The teaching that reality is amoral is the end of the journey and not the beginning. It is the same as Socrates’ declaration that he knows that he knows nothing. You could use that as an excuse to not make any effort at all  (what’s the point if I can’t know anything?!). But you need to go through the process of thinking that you eventually will know something to see that, in reality,  you know nothing. The journey itself is transformative. It can be conducted on your own by reading books, but there is really no substitute for the power and immediacy that a teacher-student relationship can bring.


Socrates, Buddha, and Jesus  knew that an examined life is one of never ending questions, never ending opening to wonder, never ending deepening of sensitivity to the Mystery of life– something that could never be fully captured using any words.  But if Truth is beyond words, then why bother speaking in the first place?

A scene from the Buddha’s Deer Park sermon, where he ventured into putting teachings into words for the first time.

A monk posed this question to the Buddha, who responded to him by asking him to fetch water. The monk did as he was told and brought back a full bucket. The Buddha then asked him why he brought a bucket when what he had asked for was water. The monk then understood that in just the same way we need a container to transport water, we use words to point to the Truth.

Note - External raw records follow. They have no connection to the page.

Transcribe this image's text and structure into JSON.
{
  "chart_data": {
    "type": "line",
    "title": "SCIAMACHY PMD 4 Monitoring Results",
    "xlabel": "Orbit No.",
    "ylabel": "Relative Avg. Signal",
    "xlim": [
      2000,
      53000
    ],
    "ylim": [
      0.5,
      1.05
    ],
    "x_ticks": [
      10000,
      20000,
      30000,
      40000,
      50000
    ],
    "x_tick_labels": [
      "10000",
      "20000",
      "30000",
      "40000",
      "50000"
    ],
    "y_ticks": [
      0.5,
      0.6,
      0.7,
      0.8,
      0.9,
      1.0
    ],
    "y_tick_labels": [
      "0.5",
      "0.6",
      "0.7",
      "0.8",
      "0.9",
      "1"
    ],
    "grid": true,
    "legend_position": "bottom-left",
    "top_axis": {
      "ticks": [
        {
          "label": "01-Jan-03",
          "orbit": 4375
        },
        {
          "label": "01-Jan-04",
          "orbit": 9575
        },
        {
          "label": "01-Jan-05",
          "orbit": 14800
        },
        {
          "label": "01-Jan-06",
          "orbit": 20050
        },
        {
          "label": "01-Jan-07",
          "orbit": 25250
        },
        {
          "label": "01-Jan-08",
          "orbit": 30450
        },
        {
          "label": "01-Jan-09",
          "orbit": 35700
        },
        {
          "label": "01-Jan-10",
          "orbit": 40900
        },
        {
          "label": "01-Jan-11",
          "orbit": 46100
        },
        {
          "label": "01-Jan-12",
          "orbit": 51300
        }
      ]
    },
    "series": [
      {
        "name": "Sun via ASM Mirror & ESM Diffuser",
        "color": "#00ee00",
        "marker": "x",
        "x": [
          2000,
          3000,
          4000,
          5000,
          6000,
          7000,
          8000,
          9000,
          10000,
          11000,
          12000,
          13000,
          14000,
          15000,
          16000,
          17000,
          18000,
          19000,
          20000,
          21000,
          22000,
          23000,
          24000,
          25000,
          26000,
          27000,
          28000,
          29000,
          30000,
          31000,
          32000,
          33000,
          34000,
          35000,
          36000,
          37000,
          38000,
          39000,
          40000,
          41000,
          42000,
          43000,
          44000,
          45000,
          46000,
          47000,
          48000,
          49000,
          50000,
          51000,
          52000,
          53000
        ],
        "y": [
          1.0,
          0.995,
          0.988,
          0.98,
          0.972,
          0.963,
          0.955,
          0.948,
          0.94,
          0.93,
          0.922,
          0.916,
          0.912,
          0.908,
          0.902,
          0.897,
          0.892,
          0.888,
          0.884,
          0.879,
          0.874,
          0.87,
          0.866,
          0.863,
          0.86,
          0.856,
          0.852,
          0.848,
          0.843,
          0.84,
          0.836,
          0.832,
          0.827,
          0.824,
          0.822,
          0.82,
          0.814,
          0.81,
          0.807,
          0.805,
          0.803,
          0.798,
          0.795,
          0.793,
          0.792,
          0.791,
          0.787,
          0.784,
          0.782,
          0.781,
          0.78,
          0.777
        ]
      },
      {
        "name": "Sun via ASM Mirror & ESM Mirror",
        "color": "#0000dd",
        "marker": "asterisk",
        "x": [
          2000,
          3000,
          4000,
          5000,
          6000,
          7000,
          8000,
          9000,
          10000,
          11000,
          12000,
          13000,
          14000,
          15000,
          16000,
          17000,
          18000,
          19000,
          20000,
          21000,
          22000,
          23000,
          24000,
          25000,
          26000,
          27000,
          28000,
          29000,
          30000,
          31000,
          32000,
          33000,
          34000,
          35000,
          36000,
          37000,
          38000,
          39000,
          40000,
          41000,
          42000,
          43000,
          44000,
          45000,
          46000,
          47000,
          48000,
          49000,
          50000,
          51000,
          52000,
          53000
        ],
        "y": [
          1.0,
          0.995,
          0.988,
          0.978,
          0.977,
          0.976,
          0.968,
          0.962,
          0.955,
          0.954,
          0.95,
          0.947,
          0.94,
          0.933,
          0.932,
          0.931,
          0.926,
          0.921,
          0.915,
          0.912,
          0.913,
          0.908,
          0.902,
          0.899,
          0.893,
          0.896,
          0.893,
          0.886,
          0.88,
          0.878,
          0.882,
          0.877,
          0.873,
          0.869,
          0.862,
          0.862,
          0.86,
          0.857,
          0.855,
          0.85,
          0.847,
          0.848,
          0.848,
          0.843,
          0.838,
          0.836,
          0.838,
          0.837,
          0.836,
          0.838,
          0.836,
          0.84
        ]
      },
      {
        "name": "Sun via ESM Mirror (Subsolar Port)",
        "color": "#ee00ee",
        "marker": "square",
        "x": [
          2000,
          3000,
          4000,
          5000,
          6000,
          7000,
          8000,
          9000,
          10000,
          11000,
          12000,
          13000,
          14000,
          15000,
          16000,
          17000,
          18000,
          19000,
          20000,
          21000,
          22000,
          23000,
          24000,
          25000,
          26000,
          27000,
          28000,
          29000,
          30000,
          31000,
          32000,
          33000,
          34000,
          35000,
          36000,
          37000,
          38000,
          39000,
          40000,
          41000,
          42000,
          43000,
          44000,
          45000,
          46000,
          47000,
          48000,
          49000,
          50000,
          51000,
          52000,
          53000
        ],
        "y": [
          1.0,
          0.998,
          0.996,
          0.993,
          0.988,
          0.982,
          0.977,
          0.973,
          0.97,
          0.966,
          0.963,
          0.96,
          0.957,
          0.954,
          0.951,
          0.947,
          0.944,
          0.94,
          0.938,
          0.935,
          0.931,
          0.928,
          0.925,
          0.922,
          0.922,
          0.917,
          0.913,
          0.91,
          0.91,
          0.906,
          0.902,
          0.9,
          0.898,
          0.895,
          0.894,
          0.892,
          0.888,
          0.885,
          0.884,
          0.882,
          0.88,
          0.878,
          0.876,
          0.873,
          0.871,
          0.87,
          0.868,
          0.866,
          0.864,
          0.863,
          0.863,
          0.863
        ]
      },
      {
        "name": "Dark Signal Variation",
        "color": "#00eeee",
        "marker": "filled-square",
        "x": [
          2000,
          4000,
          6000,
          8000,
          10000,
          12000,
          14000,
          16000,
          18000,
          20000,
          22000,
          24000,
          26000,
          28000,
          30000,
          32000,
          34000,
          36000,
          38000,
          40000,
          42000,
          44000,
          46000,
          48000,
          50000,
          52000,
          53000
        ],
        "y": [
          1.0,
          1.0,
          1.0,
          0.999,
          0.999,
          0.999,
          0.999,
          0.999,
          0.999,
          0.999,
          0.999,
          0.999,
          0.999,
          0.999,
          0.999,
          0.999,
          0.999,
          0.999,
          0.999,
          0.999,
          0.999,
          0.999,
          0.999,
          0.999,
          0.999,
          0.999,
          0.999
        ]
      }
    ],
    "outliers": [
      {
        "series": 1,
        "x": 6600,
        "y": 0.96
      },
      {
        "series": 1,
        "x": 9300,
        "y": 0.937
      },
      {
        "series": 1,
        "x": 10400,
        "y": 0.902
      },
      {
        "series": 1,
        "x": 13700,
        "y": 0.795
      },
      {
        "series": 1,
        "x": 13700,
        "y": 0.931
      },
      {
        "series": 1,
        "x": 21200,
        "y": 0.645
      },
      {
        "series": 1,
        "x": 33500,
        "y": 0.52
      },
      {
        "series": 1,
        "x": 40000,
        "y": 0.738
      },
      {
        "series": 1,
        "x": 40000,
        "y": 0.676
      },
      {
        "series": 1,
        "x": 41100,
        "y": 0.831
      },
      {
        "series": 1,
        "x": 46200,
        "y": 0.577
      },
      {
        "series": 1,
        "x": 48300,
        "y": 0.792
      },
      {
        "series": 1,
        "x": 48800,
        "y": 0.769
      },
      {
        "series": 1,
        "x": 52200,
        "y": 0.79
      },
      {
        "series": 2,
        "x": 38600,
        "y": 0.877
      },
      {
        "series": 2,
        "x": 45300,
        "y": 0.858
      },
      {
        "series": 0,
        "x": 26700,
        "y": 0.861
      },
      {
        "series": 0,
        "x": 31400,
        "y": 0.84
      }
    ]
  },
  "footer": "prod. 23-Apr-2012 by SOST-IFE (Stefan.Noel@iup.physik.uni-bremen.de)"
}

Sometimes you have to make noise in order draw attention to the silence. Words are vehicles and containers that, when properly used, point to a direct, lived reality beyond themselves.

But if you get hung up on the bucket- perhaps by criticizing and comparing your bucket to others- then you’ve missed the point of drinking the water. Think of how much blood has been spilled over arguments about the nature of God, which is a word that we use to point to a reality beyond words!

This might lead us into a justified silence. But because there is always the potentially that someone will wake up as a result of your words, we must take the risk to speak. As the German poet Holderlin said: “Where the danger is, also grows the saving power.”